Across the office, Jane had already checked out Joseph’s LinkedIn, Facebook, Instagram, and wiki page profiles. Unfortunately, his digital footprint was sparse. So far, she had gleaned that Joseph, 48, was married to Maria Farley and together they had a daughter. He was a research scientist at Oxford University for many years, specialising in peptides. He had published a number of peer-reviewed scientific papers, most notably in the Lancet. In 2018, he joined a government subcommittee advising on health and nutrition, and then subsequently as a SpAd (Special Advisor) to MPs from both sides of the benches. His latest advisory position was to the Independent SAGE board and the Joint Task Force for the procurement of CV19 vaccinations. He appeared to lead a distinguished career, and his personal social media history didn’t surface any amber flags let alone red ones.

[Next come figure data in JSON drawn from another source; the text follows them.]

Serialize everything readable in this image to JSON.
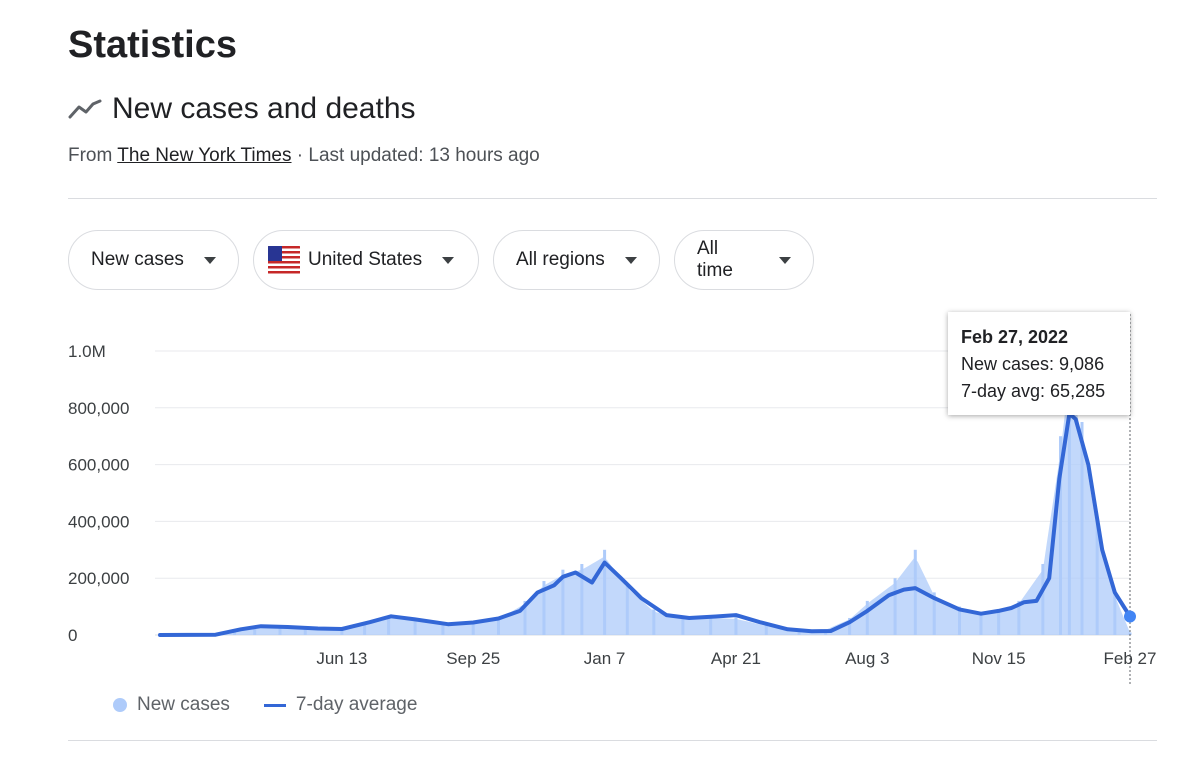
{
  "page": {
    "title": "Statistics",
    "section_title": "New cases and deaths",
    "source_prefix": "From ",
    "source_name": "The New York Times",
    "source_suffix": " · Last updated: 13 hours ago"
  },
  "filters": [
    {
      "label": "New cases",
      "icon": "chevron-down-icon"
    },
    {
      "label": "United States",
      "icon": "us-flag-icon"
    },
    {
      "label": "All regions",
      "icon": "chevron-down-icon"
    },
    {
      "label": "All time",
      "icon": "chevron-down-icon"
    }
  ],
  "tooltip": {
    "date": "Feb 27, 2022",
    "line1": "New cases: 9,086",
    "line2": "7-day avg: 65,285"
  },
  "legend": {
    "new_cases": "New cases",
    "avg": "7-day average"
  },
  "colors": {
    "bars": "#aecbfa",
    "line": "#3367d6",
    "grid": "#e8eaed",
    "text": "#202124"
  },
  "chart_data": {
    "type": "bar",
    "ylim": [
      0,
      1000000
    ],
    "y_ticks": [
      0,
      200000,
      400000,
      600000,
      800000,
      1000000
    ],
    "y_tick_labels": [
      "0",
      "200,000",
      "400,000",
      "600,000",
      "800,000",
      "1.0M"
    ],
    "x_ticks": [
      {
        "label": "Jun 13",
        "date": "2020-06-13"
      },
      {
        "label": "Sep 25",
        "date": "2020-09-25"
      },
      {
        "label": "Jan 7",
        "date": "2021-01-07"
      },
      {
        "label": "Apr 21",
        "date": "2021-04-21"
      },
      {
        "label": "Aug 3",
        "date": "2021-08-03"
      },
      {
        "label": "Nov 15",
        "date": "2021-11-15"
      },
      {
        "label": "Feb 27",
        "date": "2022-02-27"
      }
    ],
    "x_range": [
      "2020-01-21",
      "2022-02-27"
    ],
    "series": [
      {
        "name": "New cases",
        "kind": "bar",
        "points": [
          [
            "2020-01-21",
            0
          ],
          [
            "2020-03-01",
            1000
          ],
          [
            "2020-03-20",
            15000
          ],
          [
            "2020-04-05",
            33000
          ],
          [
            "2020-04-25",
            30000
          ],
          [
            "2020-05-15",
            25000
          ],
          [
            "2020-06-13",
            22000
          ],
          [
            "2020-07-01",
            45000
          ],
          [
            "2020-07-20",
            68000
          ],
          [
            "2020-08-10",
            55000
          ],
          [
            "2020-09-01",
            42000
          ],
          [
            "2020-09-25",
            48000
          ],
          [
            "2020-10-15",
            60000
          ],
          [
            "2020-11-05",
            120000
          ],
          [
            "2020-11-20",
            190000
          ],
          [
            "2020-12-05",
            230000
          ],
          [
            "2020-12-20",
            250000
          ],
          [
            "2021-01-07",
            300000
          ],
          [
            "2021-01-25",
            180000
          ],
          [
            "2021-02-15",
            90000
          ],
          [
            "2021-03-10",
            60000
          ],
          [
            "2021-04-01",
            65000
          ],
          [
            "2021-04-21",
            62000
          ],
          [
            "2021-05-15",
            35000
          ],
          [
            "2021-06-10",
            15000
          ],
          [
            "2021-07-01",
            20000
          ],
          [
            "2021-07-20",
            60000
          ],
          [
            "2021-08-03",
            120000
          ],
          [
            "2021-08-25",
            200000
          ],
          [
            "2021-09-10",
            300000
          ],
          [
            "2021-09-25",
            150000
          ],
          [
            "2021-10-15",
            100000
          ],
          [
            "2021-11-01",
            80000
          ],
          [
            "2021-11-15",
            90000
          ],
          [
            "2021-12-01",
            120000
          ],
          [
            "2021-12-20",
            250000
          ],
          [
            "2022-01-03",
            700000
          ],
          [
            "2022-01-10",
            1000000
          ],
          [
            "2022-01-20",
            750000
          ],
          [
            "2022-02-01",
            400000
          ],
          [
            "2022-02-15",
            150000
          ],
          [
            "2022-02-27",
            9086
          ]
        ]
      },
      {
        "name": "7-day average",
        "kind": "line",
        "points": [
          [
            "2020-01-21",
            0
          ],
          [
            "2020-03-05",
            1000
          ],
          [
            "2020-03-25",
            20000
          ],
          [
            "2020-04-10",
            31000
          ],
          [
            "2020-05-01",
            28000
          ],
          [
            "2020-05-25",
            23000
          ],
          [
            "2020-06-13",
            21000
          ],
          [
            "2020-07-05",
            45000
          ],
          [
            "2020-07-22",
            66000
          ],
          [
            "2020-08-10",
            55000
          ],
          [
            "2020-09-05",
            38000
          ],
          [
            "2020-09-25",
            44000
          ],
          [
            "2020-10-15",
            58000
          ],
          [
            "2020-11-01",
            85000
          ],
          [
            "2020-11-15",
            150000
          ],
          [
            "2020-11-28",
            175000
          ],
          [
            "2020-12-05",
            205000
          ],
          [
            "2020-12-15",
            220000
          ],
          [
            "2020-12-28",
            185000
          ],
          [
            "2021-01-07",
            255000
          ],
          [
            "2021-01-20",
            200000
          ],
          [
            "2021-02-05",
            130000
          ],
          [
            "2021-02-25",
            70000
          ],
          [
            "2021-03-15",
            60000
          ],
          [
            "2021-04-05",
            65000
          ],
          [
            "2021-04-21",
            70000
          ],
          [
            "2021-05-10",
            45000
          ],
          [
            "2021-06-01",
            20000
          ],
          [
            "2021-06-20",
            13000
          ],
          [
            "2021-07-05",
            14000
          ],
          [
            "2021-07-20",
            45000
          ],
          [
            "2021-08-03",
            85000
          ],
          [
            "2021-08-20",
            140000
          ],
          [
            "2021-09-01",
            160000
          ],
          [
            "2021-09-10",
            165000
          ],
          [
            "2021-09-25",
            130000
          ],
          [
            "2021-10-15",
            90000
          ],
          [
            "2021-11-01",
            75000
          ],
          [
            "2021-11-15",
            85000
          ],
          [
            "2021-11-25",
            95000
          ],
          [
            "2021-12-05",
            115000
          ],
          [
            "2021-12-15",
            120000
          ],
          [
            "2021-12-25",
            200000
          ],
          [
            "2022-01-02",
            550000
          ],
          [
            "2022-01-10",
            780000
          ],
          [
            "2022-01-15",
            760000
          ],
          [
            "2022-01-25",
            600000
          ],
          [
            "2022-02-05",
            300000
          ],
          [
            "2022-02-15",
            150000
          ],
          [
            "2022-02-27",
            65285
          ]
        ]
      }
    ]
  }
}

Jane unperturbed broadened her research, she also checked out posts from Facebook friends and those he followed on other platforms. His wife, Maria, posted four days ago mentioning their silver wedding anniversary and how she was looking forward to their evening out. To which Joseph had replied ‘Can’t wait’. It was not unheard of a married spouse when reaching a milestone in marriage to suddenly up and leave. However, there was no external sign of him doing just that. If there was a planned reason for his disappearance, then they would have to interview his wife, daughter, friends, and colleagues.
Paul’s mobile rang. He didn’t recognise the number.
‘Hello, this is DC Rayner.’
‘Hi Paul,’ a croaky voice replied, ‘it’s Sargent Chris Roberts returning your call.’
‘Thanks for returning my call. I want to know about Joseph Farley the missing person, can you give me a summary of the case, updates, and course of action?’
‘Of course,’ Chris took a laboured breath. ‘Apologies about the voice, I’ve had Covid, and I’m testing negative, but my voice is still a bit crook.
Anyway, Joseph was last seen by his colleagues leaving work at approximately 4:45 pm on Tuesday 15 March. He told them he was leaving work early to prepare for his silver wedding anniversary dinner. He appeared quite normal and nothing unusual occurred that day. They weren’t expecting him to return to work until Friday, as he had a committee meeting in London the following day.
We spoke to his wife, and she confirms that he didn’t return home from work that evening. He did text her earlier that afternoon saying that he would be leaving early for home. They have a Ring doorbell and there was no recording of anyone else entering or leaving the house except for her. Of course, when he didn’t return for dinner, she rang him several times and then called friends, colleagues, and family to look for his whereabouts. She called the police at 01:06 to report him missing.
We contacted the committee organisers and they confirmed he didn’t attend. Nor had any of the other committee members seen him. We checked with the rail station’s CCTV and again there was no sign of him. His car is still parked on their drive.
Tomorrow, we plan to do a detailed search of his route home, we have over thirty volunteers helping us.’
Paul took a moment to process what he had just been told. ‘Thank you, Sargent.’ he finally replied, ‘could you please give me the contact numbers for his wife and his colleagues.’
‘But we have already questioned them,’ protested Chris.
‘I understand, however, there are some specific questions we would like to ask them.’ Paul responded. ‘Also, please inform me immediately if the search uncovers anything.’
‘Fine,’ Chris replied begrudgingly, ‘do you want me to email you their telephone numbers?’
‘Could you just read them out to me now,’ Paul said, he had his pen poised over his tattered address book.